MOSCOW, October 27 (RIA Novosti) – Moldova’s government will fight for the return of Moldovan wines to Russian shops, Prime Minister Iurie Leancă said.
“We do not want to lose the Russian market, we will do everything possible for our excellent wines to reach Russian consumers,” Leancă said on the Echo Moskvy radio Saturday, adding that Russia accounts for a “considerable” share of Moldova’s wine exports, up to 29 percent.
He said his country’s experts and their Russian colleagues started analyzing Russia’s complaints about the quality of Moldovan products to reveal specific technical problems that resulted in the suspension of Moldovan wine exports to Russia.
Earlier, Russia’s then chief consumer rights official Gennady Onishchenko said the countdown for the return of Moldovan wine to the Russian market will start as soon as Chisinau establishes a reliable system of quality control at its wineries.
Russia banned Moldovan wine and brandy imports in September over quality concerns.
The ban came ahead of the expected signing of a landmark agreement between the European Union and Chisinau in November.
Russia previously banned Moldovan wine imports in 2006, when the country’s products accounted for about 60 percent of the Russian market. Although the embargo was lifted in late 2007, Moldovan products currently account for about 10 percent of all wine products sold in Russia, with $60 million in sales last year.
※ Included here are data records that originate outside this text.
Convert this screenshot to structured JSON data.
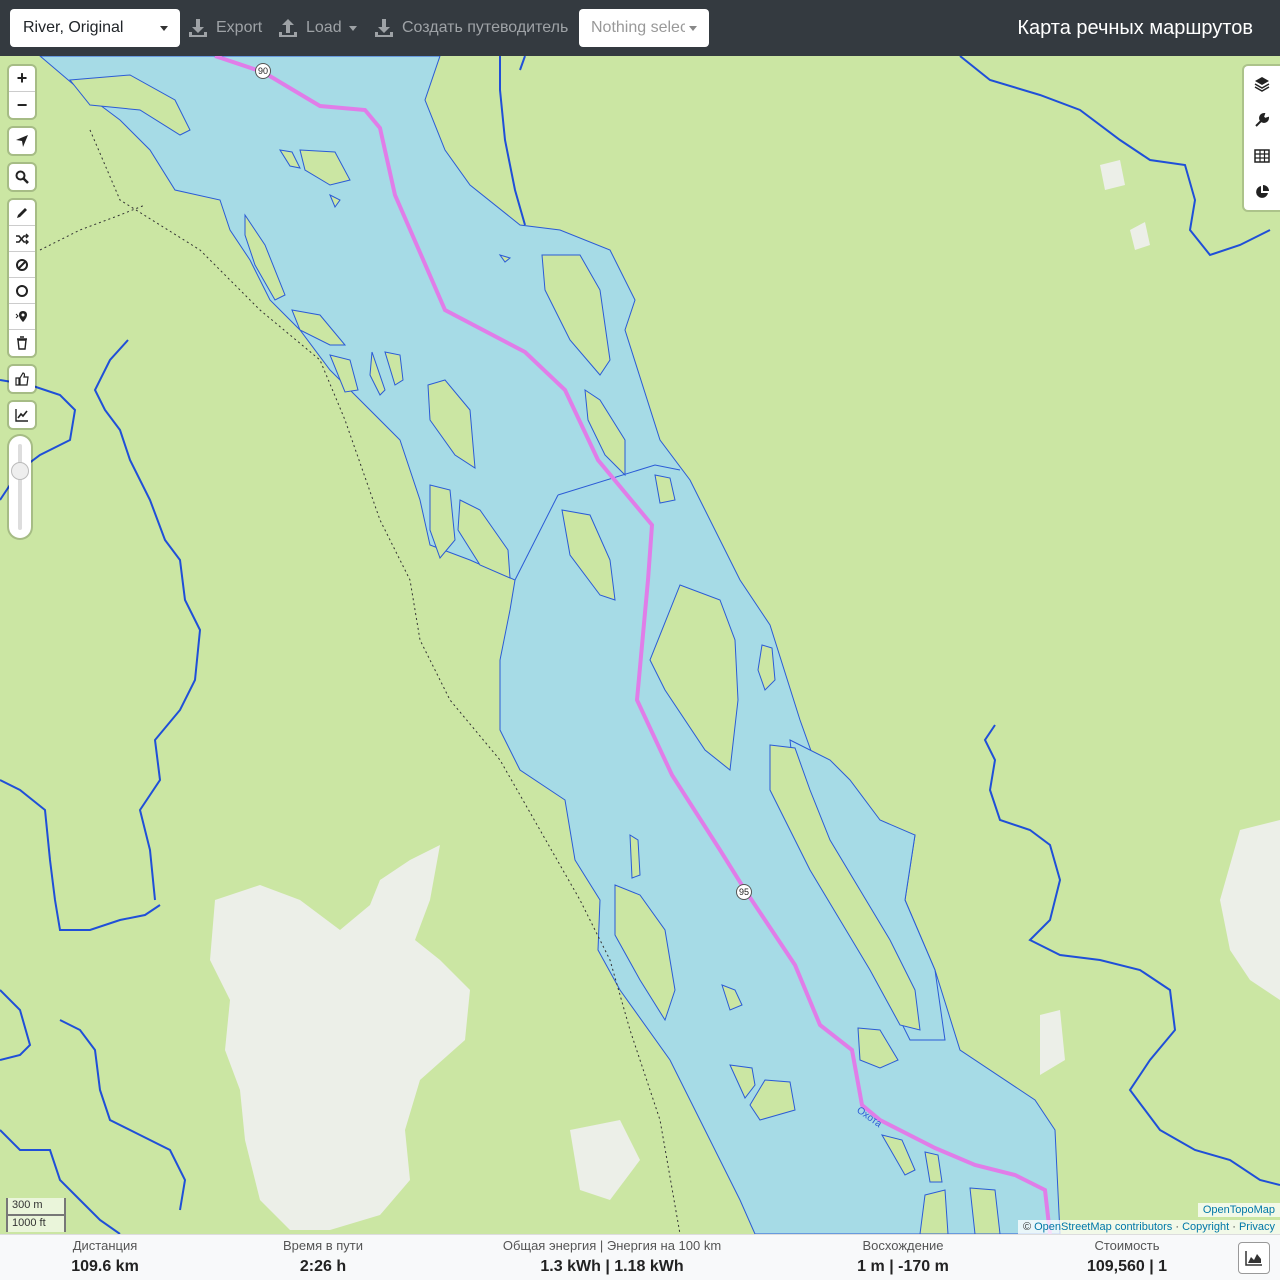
{
  "header": {
    "profile": "River, Original",
    "export_label": "Export",
    "load_label": "Load",
    "guide_label": "Создать путеводитель",
    "nothing_selected": "Nothing selected",
    "title": "Карта речных маршрутов"
  },
  "map": {
    "route_markers": [
      "90",
      "95"
    ],
    "river_label": "Охота",
    "scale": {
      "metric": "300 m",
      "imperial": "1000 ft"
    },
    "attribution": {
      "tiles": "OpenTopoMap",
      "osm": "OpenStreetMap contributors",
      "copyright": "Copyright",
      "privacy": "Privacy"
    },
    "left_controls": [
      "zoom-in",
      "zoom-out",
      "locate",
      "search",
      "draw-route",
      "shuffle",
      "no-go-area",
      "circle",
      "poi",
      "delete",
      "thumbs-up",
      "elevation-chart"
    ],
    "right_controls": [
      "layers",
      "tools",
      "table",
      "analysis"
    ]
  },
  "stats": {
    "distance_label": "Дистанция",
    "distance_value": "109.6 km",
    "time_label": "Время в пути",
    "time_value": "2:26 h",
    "energy_label": "Общая энергия | Энергия на 100 km",
    "energy_value": "1.3 kWh | 1.18 kWh",
    "ascent_label": "Восхождение",
    "ascent_value": "1 m | -170 m",
    "cost_label": "Стоимость",
    "cost_value": "109,560 | 1"
  }
}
Prime Minister Dmitry Medvedev's spokeswoman said Wednesday Onishchenko has been relieved of his duties as head of the country’s consumer rights watchdog Rospotrebnadzor due to his contract expiring and appointed as an aide to Medvedev.
Since being appointed head of Russia’s federal health inspection agency when it was founded in 2004, Onishchenko initiated bans on Georgian wine, Belarusian and Lithuanian dairy products, Ukrainian chocolate, Tajik dried fruit and nuts and European vegetables.